Nella controvita che viviamo tentando di vivere una vita accettabile, senza accorgersene si può essere cardiopatici e morire sotto i ferri per non rinunciare al sesso con la propria amante (tematica ricorrente in molti libri di Roth), o per un’ossessione ancora più specifica come il sesso orale: si può «finire in questa cassa per amore di quella bocca», perché le grandi avventure della normalità sono «un’avventura banale e priva di originalità come questa», e dunque si può decidere di rischiare la vita per non rinunciare a un pompino, a una bocca. O viceversa si può cercare la propria via di fuga in una religione, per esempio nel cristianesimo o nell’ebraismo, vedendone la finzione di fondo, nella rassicurante codificazione delle etichette, come un grande gioco di ruolo, impersonando un goy, un galut, una shiksa, vivendo nella consolante distinzione tra giudei e gentili, nella contrapposizione inventata tra normalità e anormalità («Normale e anormale: ventiquattr’ore in Israele e ecco di nuovo quella distinzione»), e chiedersi, alla fine, cosa sia un ebreo, cosa sia un cristiano, cosa sia, in generale, la vita. Magari tagliando corto come Carol, normalissima compagna tradita e in fondo saggia: «La religione! Solo fanatismo, superstizioni, guerre e morte! Stupide sciocchezze medievali! Se demolissero tutte le chiese e tutte le sinagoghe per farne un campo da golf il mondo sarebbe migliore!».

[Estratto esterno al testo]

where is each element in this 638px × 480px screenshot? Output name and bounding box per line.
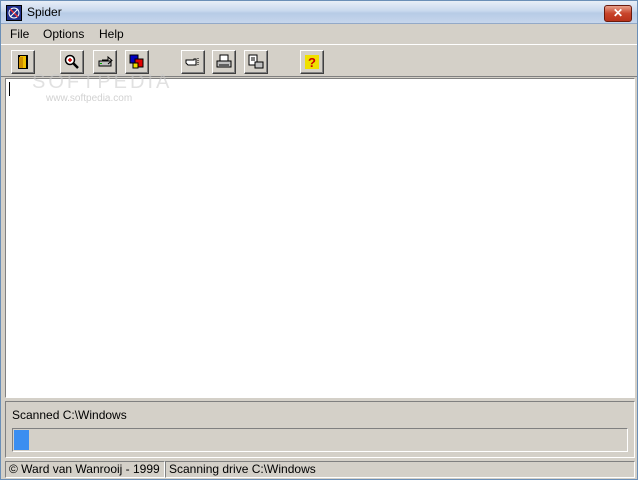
help-question-icon: ? (305, 55, 319, 70)
scanned-label: Scanned C:\Windows (12, 408, 127, 422)
menu-help[interactable]: Help (99, 27, 124, 41)
progress-bar (12, 428, 628, 452)
print-preview-button[interactable] (244, 50, 268, 74)
menu-bar: File Options Help (1, 24, 637, 44)
exit-door-icon (18, 55, 28, 69)
help-button[interactable]: ? (300, 50, 324, 74)
spider-app-icon[interactable] (6, 5, 22, 21)
status-message-panel: Scanning drive C:\Windows (165, 461, 635, 478)
print-button[interactable] (212, 50, 236, 74)
printer-icon (216, 54, 232, 68)
spider-window: Spider ✕ File Options Help ? SOFTPEDIA w… (0, 0, 638, 480)
select-button[interactable] (181, 50, 205, 74)
window-title: Spider (27, 5, 62, 19)
menu-file[interactable]: File (10, 27, 29, 41)
output-pane[interactable]: SOFTPEDIA www.softpedia.com (5, 71, 635, 398)
svg-text:?: ? (308, 55, 316, 70)
close-icon: ✕ (612, 6, 624, 20)
title-bar[interactable]: Spider ✕ (1, 1, 637, 24)
watermark-brand: SOFTPEDIA (32, 71, 173, 93)
copyright-panel: © Ward van Wanrooij - 1999 (5, 461, 165, 478)
text-caret (9, 82, 10, 96)
drive-arrow-icon (98, 55, 113, 67)
magnifier-icon (64, 54, 79, 69)
status-bar: © Ward van Wanrooij - 1999 Scanning driv… (5, 461, 635, 478)
pointing-hand-icon (185, 58, 199, 66)
menu-options[interactable]: Options (43, 27, 84, 41)
close-button[interactable]: ✕ (604, 5, 632, 22)
print-preview-icon (248, 54, 264, 69)
progress-fill (14, 430, 29, 450)
scan-status-area: Scanned C:\Windows (5, 401, 635, 458)
watermark-url: www.softpedia.com (46, 93, 133, 104)
color-palette-icon (129, 54, 144, 69)
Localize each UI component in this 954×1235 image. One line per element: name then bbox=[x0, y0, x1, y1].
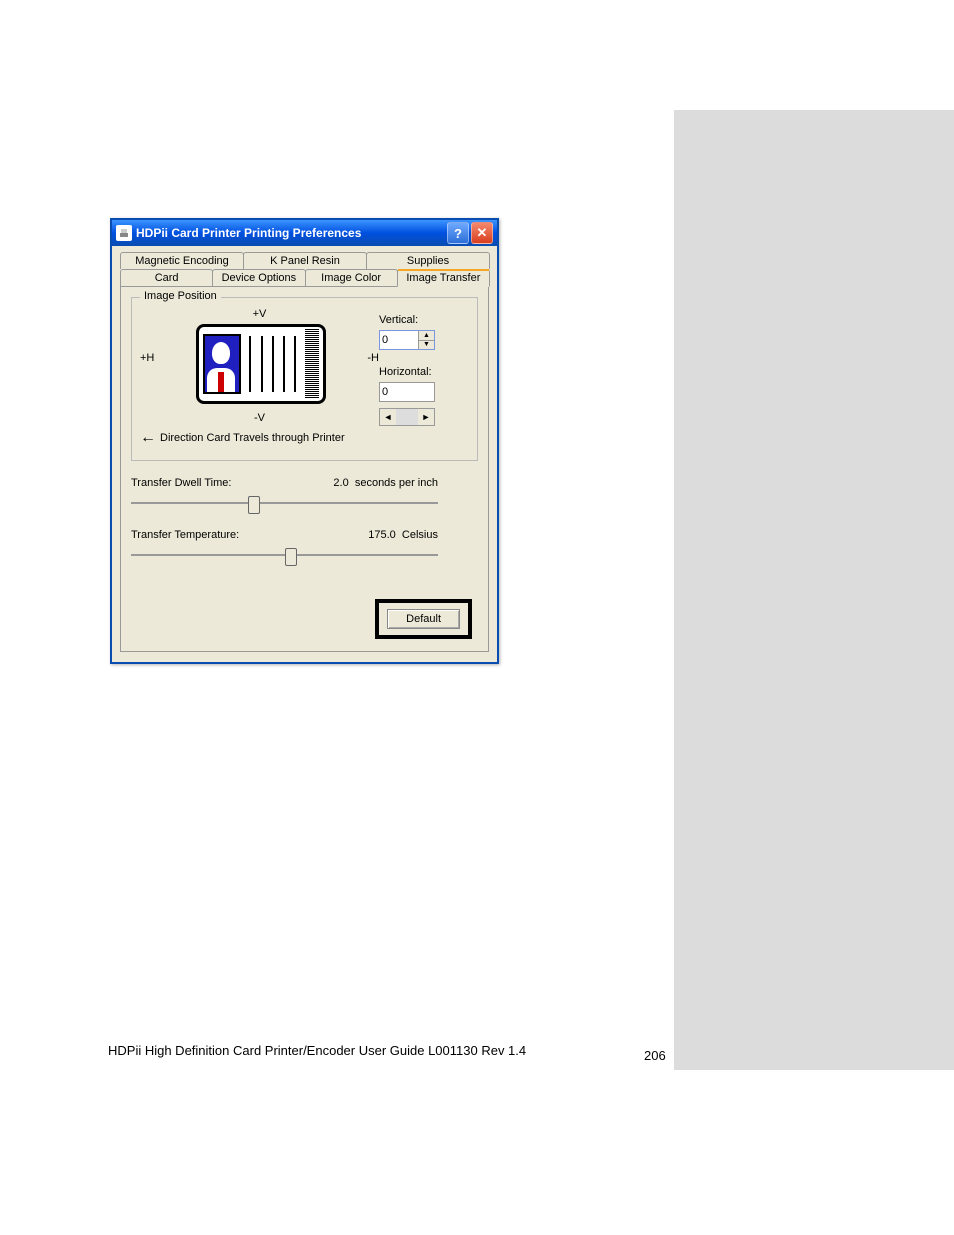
vertical-input[interactable] bbox=[380, 331, 418, 349]
temperature-slider[interactable] bbox=[131, 545, 438, 565]
tabs-area: Magnetic Encoding K Panel Resin Supplies… bbox=[112, 246, 497, 662]
preview-column: +V +H bbox=[140, 308, 379, 446]
temperature-label: Transfer Temperature: bbox=[131, 529, 239, 541]
tab-image-color[interactable]: Image Color bbox=[305, 269, 398, 287]
tab-row-front: Card Device Options Image Color Image Tr… bbox=[120, 269, 489, 287]
dwell-slider-thumb[interactable] bbox=[248, 496, 260, 514]
horizontal-input[interactable] bbox=[380, 383, 434, 401]
page-footer: HDPii High Definition Card Printer/Encod… bbox=[108, 1043, 668, 1058]
temperature-unit: Celsius bbox=[402, 529, 438, 541]
v-plus-label: +V bbox=[140, 308, 379, 320]
tab-card[interactable]: Card bbox=[120, 269, 213, 287]
tab-supplies[interactable]: Supplies bbox=[366, 252, 490, 269]
temperature-value-unit: 175.0 Celsius bbox=[368, 529, 438, 541]
tab-row-back: Magnetic Encoding K Panel Resin Supplies bbox=[120, 252, 489, 269]
horizontal-input-wrap bbox=[379, 382, 435, 402]
horizontal-scroll[interactable]: ◄ ► bbox=[379, 408, 435, 426]
temperature-slider-thumb[interactable] bbox=[285, 548, 297, 566]
group-title: Image Position bbox=[140, 290, 221, 302]
temperature-value: 175.0 bbox=[368, 529, 396, 541]
position-controls: Vertical: ▲ ▼ Horizontal: bbox=[379, 308, 469, 426]
dwell-value: 2.0 bbox=[333, 477, 348, 489]
dwell-slider[interactable] bbox=[131, 493, 438, 513]
default-button[interactable]: Default bbox=[387, 609, 460, 629]
horizontal-track[interactable] bbox=[396, 409, 418, 425]
dwell-value-unit: 2.0 seconds per inch bbox=[333, 477, 438, 489]
vertical-spinner[interactable]: ▲ ▼ bbox=[379, 330, 435, 350]
temperature-row: Transfer Temperature: 175.0 Celsius bbox=[131, 529, 478, 565]
preferences-dialog: HDPii Card Printer Printing Preferences … bbox=[110, 218, 499, 664]
card-preview bbox=[196, 324, 326, 404]
vertical-up-button[interactable]: ▲ bbox=[418, 331, 434, 341]
tab-image-transfer[interactable]: Image Transfer bbox=[397, 269, 490, 287]
dwell-label: Transfer Dwell Time: bbox=[131, 477, 231, 489]
default-button-highlight: Default bbox=[375, 599, 472, 639]
help-button[interactable]: ? bbox=[447, 222, 469, 244]
card-stripes-icon bbox=[241, 336, 305, 392]
arrow-left-icon: ← bbox=[140, 430, 156, 446]
footer-text: HDPii High Definition Card Printer/Encod… bbox=[108, 1043, 668, 1058]
vertical-label: Vertical: bbox=[379, 314, 469, 326]
window-title: HDPii Card Printer Printing Preferences bbox=[136, 226, 445, 240]
dwell-time-row: Transfer Dwell Time: 2.0 seconds per inc… bbox=[131, 477, 478, 513]
barcode-icon bbox=[305, 329, 319, 399]
tab-content-image-transfer: Image Position +V +H bbox=[120, 286, 489, 652]
tab-k-panel-resin[interactable]: K Panel Resin bbox=[243, 252, 367, 269]
page-number: 206 bbox=[644, 1048, 666, 1063]
v-minus-label: -V bbox=[140, 412, 379, 424]
tab-device-options[interactable]: Device Options bbox=[212, 269, 305, 287]
printer-icon bbox=[116, 225, 132, 241]
horizontal-left-button[interactable]: ◄ bbox=[380, 409, 396, 425]
horizontal-right-button[interactable]: ► bbox=[418, 409, 434, 425]
direction-text: Direction Card Travels through Printer bbox=[160, 432, 345, 444]
tab-magnetic-encoding[interactable]: Magnetic Encoding bbox=[120, 252, 244, 269]
page-right-margin bbox=[674, 110, 954, 1070]
image-position-group: Image Position +V +H bbox=[131, 297, 478, 461]
direction-row: ← Direction Card Travels through Printer bbox=[140, 430, 379, 446]
card-preview-area: +V +H bbox=[140, 308, 469, 446]
h-plus-left-label: +H bbox=[140, 352, 154, 364]
dwell-unit: seconds per inch bbox=[355, 477, 438, 489]
h-minus-right-label: -H bbox=[367, 352, 379, 364]
horizontal-label: Horizontal: bbox=[379, 366, 469, 378]
titlebar: HDPii Card Printer Printing Preferences … bbox=[112, 220, 497, 246]
portrait-icon bbox=[203, 334, 241, 394]
vertical-down-button[interactable]: ▼ bbox=[418, 341, 434, 350]
close-button[interactable]: ✕ bbox=[471, 222, 493, 244]
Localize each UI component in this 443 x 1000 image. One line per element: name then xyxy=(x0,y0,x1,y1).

Ci si può interrogare su cosa siano davvero i rapporti all’interno dei matrimoni, cosa resti della passione («anche la passione è tristemente nota per la sua durata»), quando si diventa estranei gli uni agli altri, perché tanto, simile all’io, all’amore, all’amicizia vivisezionati da Proust nella Recherche, anche per Roth «è l’infida immaginazione a creare ciascuno di noi: siamo tutti invenzioni reciproche, e ognuno di noi è un’evocazione evocatrice di tutti gli altri. Siamo tutti autori gli uni degli altri». O ancora cercare un senso nel contrario del sesso, nella tranquillità coniugale di una vita «normale», e mentre uno Zuckerman muore per un pompino, l’altro Zuckerman si proietta nella finzione opposta, un’altra fiction di salvezza, un altro rovescio della stessa medaglia contraffatta, un altro compromesso, un’altra controvita senza verità: «Se il marito fedele e devoto spasima per l’ardore erotico clandestino, io rovescerò le tavole morali: io sono disposto a morire per la vita familiare, per la paternità».


Comunque si nasca, comunque si viva, si tornerà di nuovo a riflettere su un funerale sottratto anch’esso alla tragicità («pensando a come da adulti si continua, come da bambini, a credere che quando muore qualcuno è una specie di trucco, che la morte non è proprio la morte, che il morto è nella cassa e fuori dalla cassa, che in un modo o nell’altro potrebbe saltar fuori da dietro la porta e gridare: - Ti ho fregato!»), un funerale riscritto due volte dove la storia viene nuovamente ribaltata nell’attesa di un capovolgimento narrativo e esistenziale che non ci sarà, perché «l’unico modo di fare un funerale è invitare tutte le persone che conoscevano il defunto e aspettare l’incidente: uno che di punto in bianco dica la verità. Tutto il resto è galateo».